In his first season as president, Valencia was once again proclaimed regional champion, which allowed them to compete in the 1926 Copa del Rey, but they did not qualify for the final phase. Notably, the Mestalla Stadium hosted the Cup final for the first time in its history, contested by FC Barcelona and Atlético Madrid, ending in a 3–2 victory to the former.

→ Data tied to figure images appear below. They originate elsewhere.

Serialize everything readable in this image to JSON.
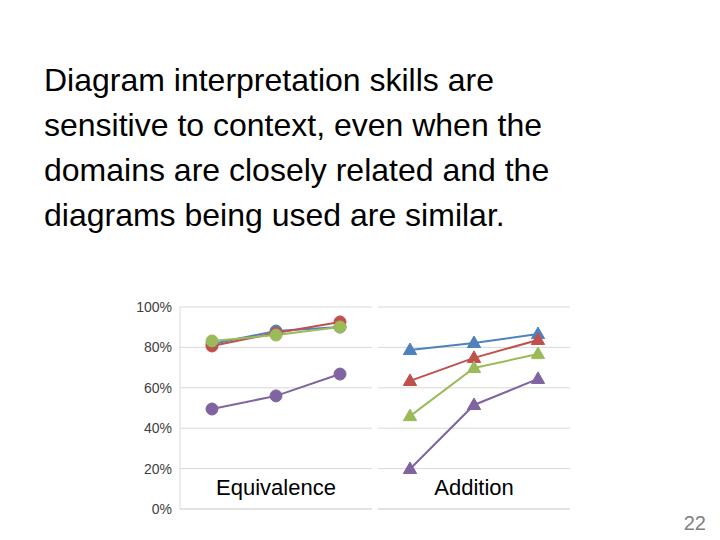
{
  "slide": {
    "text": [
      "Diagram interpretation skills are",
      "sensitive to context, even when the",
      "domains are closely related and the",
      "diagrams being used are similar."
    ],
    "page_number": 22
  },
  "chart_data": [
    {
      "type": "line",
      "annotation": "Equivalence",
      "categories": [
        null,
        null,
        null
      ],
      "series": [
        {
          "color": "#4f81bd",
          "marker": "circle",
          "values": [
            81.7,
            88.1,
            90.1
          ]
        },
        {
          "color": "#c0504d",
          "marker": "circle",
          "values": [
            80.7,
            87.1,
            92.6
          ]
        },
        {
          "color": "#9bbb59",
          "marker": "circle",
          "values": [
            83.2,
            86.1,
            90.1
          ]
        },
        {
          "color": "#8064a2",
          "marker": "circle",
          "values": [
            49.5,
            56,
            66.8
          ]
        }
      ],
      "ylim": [
        0,
        100
      ],
      "yticks": [
        {
          "value": 0,
          "label": "0%"
        },
        {
          "value": 20,
          "label": "20%"
        },
        {
          "value": 40,
          "label": "40%"
        },
        {
          "value": 60,
          "label": "60%"
        },
        {
          "value": 80,
          "label": "80%"
        },
        {
          "value": 100,
          "label": "100%"
        }
      ],
      "grid": true,
      "tick_labels": "y"
    },
    {
      "type": "line",
      "annotation": "Addition",
      "categories": [
        null,
        null,
        null
      ],
      "series": [
        {
          "color": "#4f81bd",
          "marker": "triangle",
          "values": [
            78.7,
            82.2,
            86.6
          ]
        },
        {
          "color": "#c0504d",
          "marker": "triangle",
          "values": [
            63.4,
            74.8,
            83.7
          ]
        },
        {
          "color": "#9bbb59",
          "marker": "triangle",
          "values": [
            46,
            69.8,
            76.7
          ]
        },
        {
          "color": "#8064a2",
          "marker": "triangle",
          "values": [
            19.8,
            51.5,
            64.4
          ]
        }
      ],
      "ylim": [
        0,
        100
      ],
      "yticks": [
        {
          "value": 0,
          "label": "0%"
        },
        {
          "value": 20,
          "label": "20%"
        },
        {
          "value": 40,
          "label": "40%"
        },
        {
          "value": 60,
          "label": "60%"
        },
        {
          "value": 80,
          "label": "80%"
        },
        {
          "value": 100,
          "label": "100%"
        }
      ],
      "grid": true,
      "tick_labels": false
    }
  ]
}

===New stadium and Colina Álvarez===
In the second year of his mandate, the Mestalla Stadium saw its first remodeling just three years after being inaugurated. Planted grass was installed and a covered grandstand was constructed. The project was led by architect Francisco Almenar, who had led the construction works of Mestalla, and who held the second vice presidency of the club. The works began at the beginning of the season and lasted for several months. The Mestalla stand, as well as the new façade and entrances, was officially inaugurated on 23 January 1927 during a Regional Championship match that pitted Valencia against CD Castellón. The celebrations were led by Pascual Quilis, the representative of the Spanish Football Federation, Luis Colina Álvarez, and the president of the Valencian Regional Federation, José Posada Solis. With the transformation, Mestalla reached a capacity of 17,000 spectators, with the initial cost of the works being 211,981.70 pesetas.

On 6 April 1927, the club moved its social premises again, leaving Moratín Street to move to Las Barcas Street, number 5, the main street. In the 1926–27 season, the team reached the semifinals of the Cup, after having eliminated Real Madrid in the quarterfinals, but was defeated by Real Sociedad. On 10 February 1928, at the proposal of manager Remigio Sáez Soler, Facundo Pascual incorporated Colina Álvarez into the Valencia FC team as technical secretary, a position in which he remained for 28 years, until shortly before his death. His experience was fundamental in the team's development, being present in the great historical events of the entity, such as promotion to the First Division in 1932 and runner-up in the Copa del Rey in 1934.

===Later career===
During the 1928–1929 season, the club found itself in an economic crisis while simultaneously needing to close new contracts. At the time, Valencia had mostly used players from the quarry and the region, but with the imminent establishment of La Liga, in which the club began its journey in the Segunda Division, it became necessary, even though the moment was not ideal due to the difficult monetary situation, to spend a good sum of money on the incorporation of new players with experience and with proven quality. The critical economic scenario raised in Valencia caused the resignation of Pascual Quilis in the assembly held on 13 June 1929, being succeeded by Juan Giménez Cánovas, who until then had served as a member of the outgoing board.

Pascual Quilis was still a club member in 1930.

==Later life==
On 14 May 1941, Elipidio Lozano Escalona, the First Instance Judge of Valencia, ruled to make public the complaint of the loss of 100 ordinary mortgage certificates of 500 pesetas, all of them inclusive, issued by the sports entity Valencia FC on 20 April 1933, announcing that a period of thirty days had been established so that the holder or holders can appear before his Court to make use of their right.

Pascual Quilis married Francisca Ferrer Fenollera, who died in Valencia on 5 January 1920.